Thanks for trying it out !


  1. This is really difficult for beginers like me to understand this..i was waiting eagerly for your post for 5 months please come up with something interesting ...

  2. Hahaha, this IS what I find interesting.

    The material is really not that difficult to grasp, if it is for you, perhaps it SHOULD be of your interest ;)

    Feel free to put forward suggestions..

  3. I think you'r right but can you tell what is use of this ?

  4. In CTF competitions such as the recent picoCTF High School challenge, there is usually some form of cryptography challenge, letter substitution was a part of this year's picoCTF challenge.

    Doing CTF challenges shows you situations where you can see (to a certain extent) how hacking is done.

    Have a look at the below:

    The picoCTF 2013 High School challenge site ;

    My responses to some of the challenges I posted on the THS forums;

  5. Thanks for replying ...i really loves your post and the scripts was really good ..I am eagerly waiting for your next post ..

  6. dude should i assume that you closed this blog or you gonna post something someday ...waiting for next post ..

    1. Hey man, listen... I am pleased that you like the blog, but new posts will come as and when I have time / ideas and when I damn feel like it.

      If you got any great ideas, shoot away.

    2. Come back Tape... We miss you -=(

    3. Love that you always wrote out your tutorials. Seems that way too many tutorials are just a video of someone going through the process without any explanation of what is happening or why it is happening.

    4. :)
      Thanks man, time has not been on my side for a while, I have a few ideas floating around and will try to get something out soon ;)

      Thanks for the kind comments :D

  7. sorry for misbehavior...but i really like your posts and almost open your blog everyday hoping for a new post ...sorry

  8. great stuff man, and very well presented. Pleasure to read:)

  9. Hi , i would like to use caesar cipher to crack a .rar file without using crark or rarcrack. i am thinking of using dictionary attack and run them with caesar cipher and input a password. However i am stuck with inputing the password. Hope you could suggest a way thanks.

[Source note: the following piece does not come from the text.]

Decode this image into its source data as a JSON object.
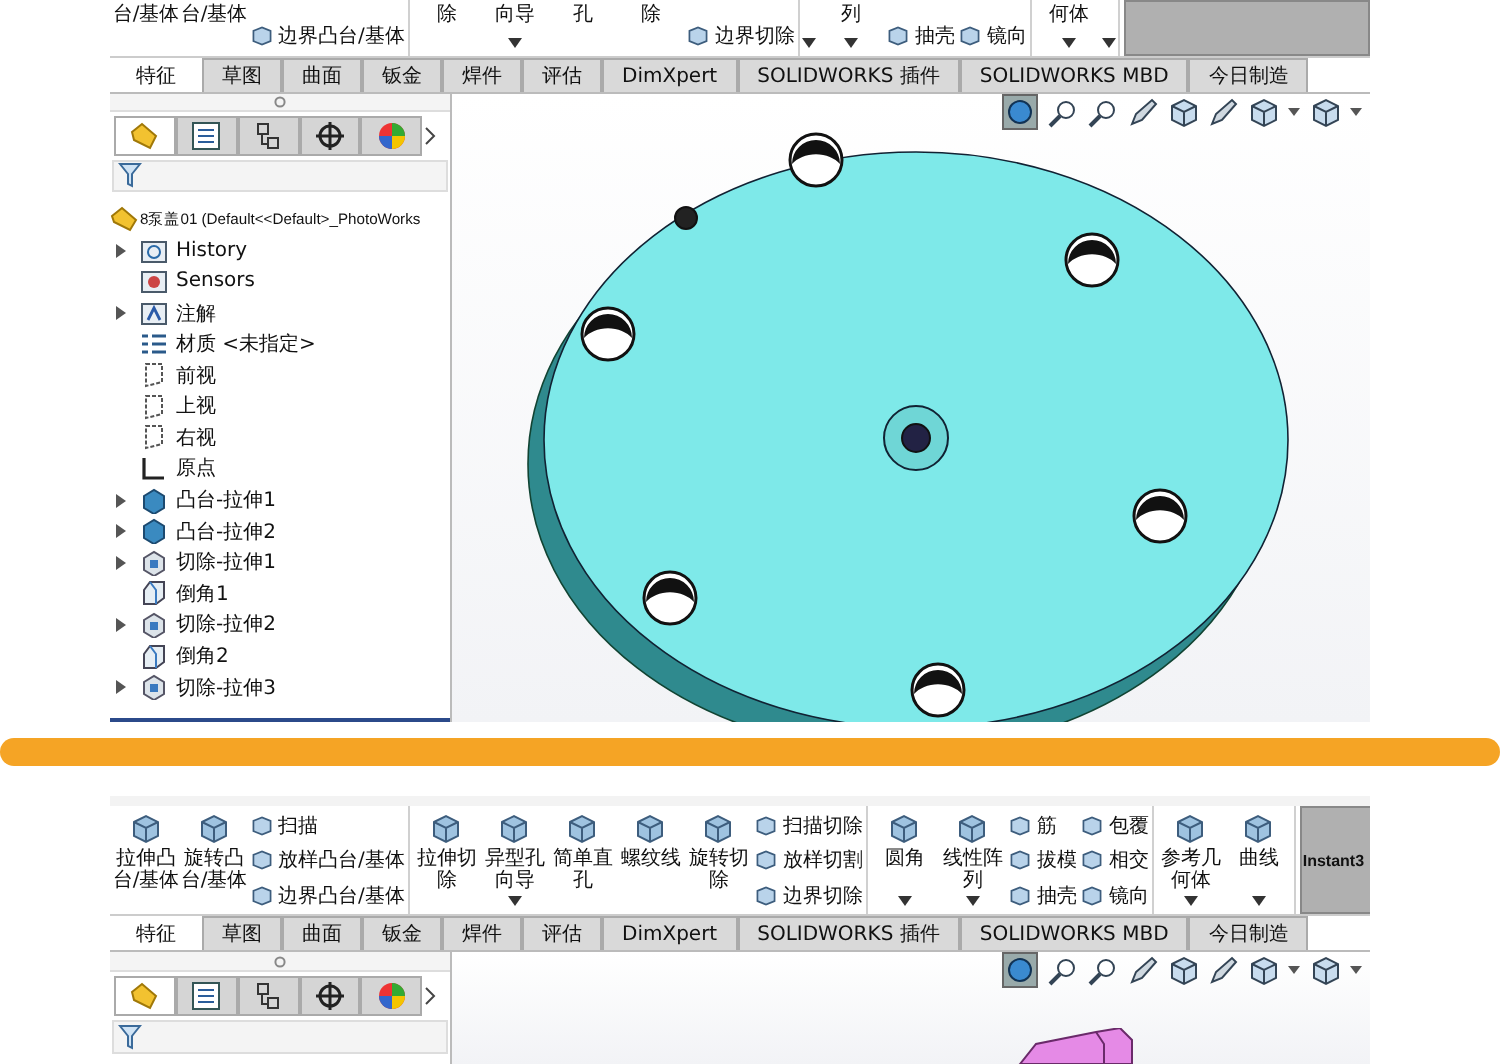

    1. Why not run the cshift script on a password file and use that password file as input for crark ?
      That should work

  10. Hi,
    so detail about Substitution ciphers,
    thanks for this

  11. liked your crypto blogpost but download link for didn't seem to work. got another?

  12. Hey man, glad you liked it :)
    Hope the below link works for you.

  13. This is my story:
    I joined my college in 2012 & accidently found your blog (when i was a noob i actually want to learn hacking). It was just awesome the way i felt while reading your posts. I read it all & learned alot. I liked the way you reply to each of the comments.
    >> Now here comes the twist :
    When i realized that all the posts came to an end. I was fucking got frustrated from waiting for your new posts.
    Now I'm in my final year & I'm hereby requesting you to either close the blog or tell us when you'll get time for something you started long ago.
    Your follower

    1. quote
      Rahul Gupta17 May 2015 at 17:38
      This is my story:
      I joined my college in 2012 & accidently found your blog (when i was a noob i actually want to learn hacking). It was just awesome the way i felt while reading your posts. I read it all & learned alot. I liked the way you reply to each of the comments.
      >> Now here comes the twist :
      When i realized that all the posts came to an end. I was fucking got frustrated from waiting for your new posts.
      Now I'm in my final year & I'm hereby requesting you to either close the blog or tell us when you'll get time for something you started long ago.
      Your follower

      WTF man..

      This blog is open and will remain open so when I have the time to focus on an item that grabs my interest I can spend hours preparing, testing and writing a decent post, all for the pleasure of those kind readers that manage to stumble upon the blog (including those assholes who feel the world owes them what they want..)

      Thanks for reading the blog.
      There will be a following post to break the silence, but cant say when.